Manage the politics. For traditional organizations, bringing on agile talent creates internal politics. Agile talent is a concern for many employees who wonder whether their jobs are now at risk, and a worry for executives who wonder whether their role and influence will be diminished. Competent middle managers know this and anticipate it, and are successful in finding ways to avoid creating winners and losers. For example, being clear that agile talent is a supplement, not a replacement, for internal staff is critical, as is explaining to others in the organization the strategic benefits of agile talent — such as access to new technology, speed, market discipline, and flexibility — rather than emphasizing any cost savings.
Think of talent as partners, not clients. Top expertise has never been more in demand. Good managers understand that outstanding external experts often have their pick of opportunities. And recruiting/talent agency firms like 10X and TOPTAL offer the stronger technical experts a wide range of opportunity. Middle managers need to establish a win/win partnership relationship with agile talent, one where both parties feel a stake in one another’s success. A recent article, “Why an Ex-Google Coder Makes Twice as Much Freelancing,” makes clear that mission is just as important as money. Says one top coder, “We get called to do mission-critical things that will make or lose the company a lot of money. It’s like you get a seat at the New York Philharmonic. Now every performer is performing at their top level…”
Be a talent developer. Yes, managers of agile talent need to coach and invest in the development of their external experts. Good managers coach their external talent to work effectively within the organization and provide ongoing feedback and respond to calls and emails in a timely manner. And managers develop their own internal people by ensuring that top agile talent leaves behind some of their expertise through formal and informal training.
Ask for feedback from everyone affected by your agile talent decisions. It’s not enough for your team to hit its marks; it has to be committed to the success of the teams it depends on and those that depend on it. That, in turn, means you have to be attentive and connected to those other teams and invest in building those individual relationships. Closely related to this is the importance of after-action review: getting agile talent right depends on continuous improvement in selecting the right talent, building the partnership, and figuring out how the work is planned, communicated, and executed.
Nudge the system toward better alignment.
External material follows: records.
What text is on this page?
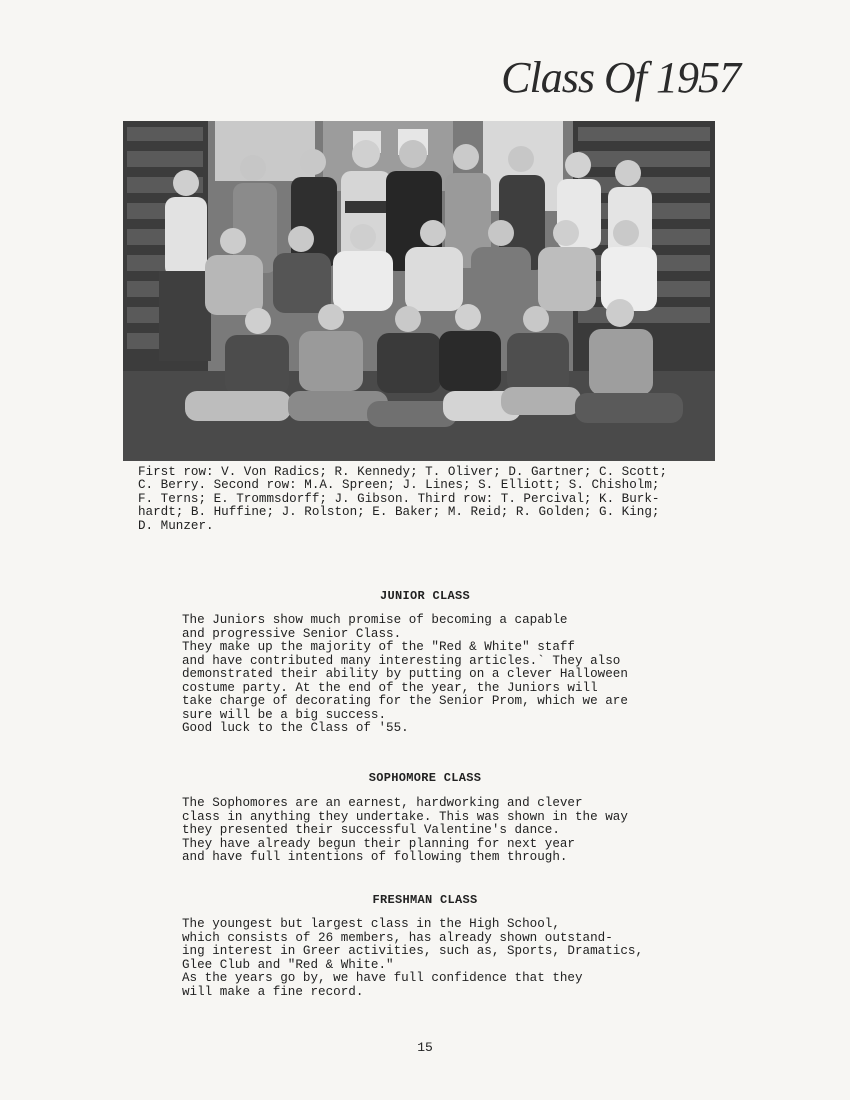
Class Of 1957

First row: V. Von Radics; R. Kennedy; T. Oliver; D. Gartner; C. Scott;
C. Berry. Second row: M.A. Spreen; J. Lines; S. Elliott; S. Chisholm;
F. Terns; E. Trommsdorff; J. Gibson. Third row: T. Percival; K. Burk-
hardt; B. Huffine; J. Rolston; E. Baker; M. Reid; R. Golden; G. King;
D. Munzer.

JUNIOR CLASS

The Juniors show much promise of becoming a capable
and progressive Senior Class.
They make up the majority of the "Red & White" staff
and have contributed many interesting articles.` They also
demonstrated their ability by putting on a clever Halloween
costume party. At the end of the year, the Juniors will
take charge of decorating for the Senior Prom, which we are
sure will be a big success.
Good luck to the Class of '55.

SOPHOMORE CLASS

The Sophomores are an earnest, hardworking and clever
class in anything they undertake. This was shown in the way
they presented their successful Valentine's dance.
They have already begun their planning for next year
and have full intentions of following them through.

FRESHMAN CLASS

The youngest but largest class in the High School,
which consists of 26 members, has already shown outstand-
ing interest in Greer activities, such as, Sports, Dramatics,
Glee Club and "Red & White."
As the years go by, we have full confidence that they
will make a fine record.

15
We say “nudge” rather than “steer” or “lead” because middle managers don’t have the license or authority to drive big system changes. But they can nudge around the edges of the work system and drive helpful changes that reduce friction. A good manager in this model of agile talent remembers Casey Stengel’s explanation of good baseball club management: “I try not to trip my players on their way out of the dugout.”
While the transformation of today’s workforce to a mostly agile one will take time, many more organizations are ramping up their use of “expertise on tap” in order to acquire and master the capabilities they need to perform and grow. Managers who focus on the practices above will thrive and build teams that outperform in the digital, connected world of talent.